Refer to the [log tag option documentation](log_tags.md) for customizing
the log tag format.
The `labels` and `env` options are supported by the gelf logging
driver. It adds additional key on the `extra` fields, prefixed by an
underscore (`_`).
// […]
"_foo": "bar",
"_fizz": "buzz",
// […]
## fluentd options
You can use the `--log-opt NAME=VALUE` flag to specify these additional Fluentd logging driver options.
- `fluentd-address`: specify `host:port` to connect [localhost:24224]
- `tag`: specify tag for `fluentd` message,
- `fail-on-startup-error`: true/false; Should the logging driver fail container startup in case of connect error during startup. Default: true (backwards compatible)

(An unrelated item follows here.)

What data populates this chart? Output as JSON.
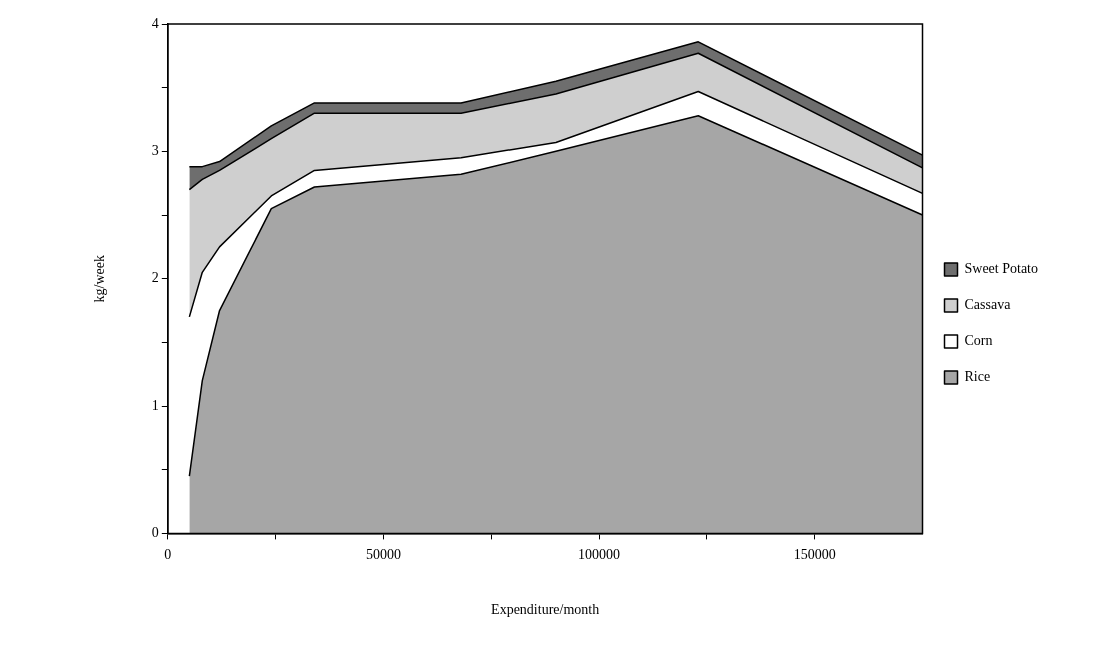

- `buffer-limit`: Size limit (bytes) for the buffer which is used to buffer messages in case of connection outages. Default: 1M
For example, to specify both additional options:
`docker run --log-driver=fluentd --log-opt fluentd-address=localhost:24224 --log-opt tag=docker.{{.Name}}`
If container cannot connect to the Fluentd daemon on the specified address,
the container stops immediately. For detailed information on working with this
logging driver, see [the fluentd logging driver](fluentd.md)
## Specify Amazon CloudWatch Logs options
The Amazon CloudWatch Logs logging driver supports the following options:
--log-opt awslogs-region=<aws_region>
--log-opt awslogs-group=<log_group_name>
--log-opt awslogs-stream=<log_stream_name>
For detailed information on working with this logging driver, see [the awslogs logging driver](awslogs.md) reference documentation.
## Splunk options
The Splunk logging driver requires the following options:
--log-opt splunk-token=<splunk_http_event_collector_token>
--log-opt splunk-url=https://your_splunk_instance:8088
For detailed information about working with this logging driver, see the [Splunk logging driver](splunk.md)
reference documentation.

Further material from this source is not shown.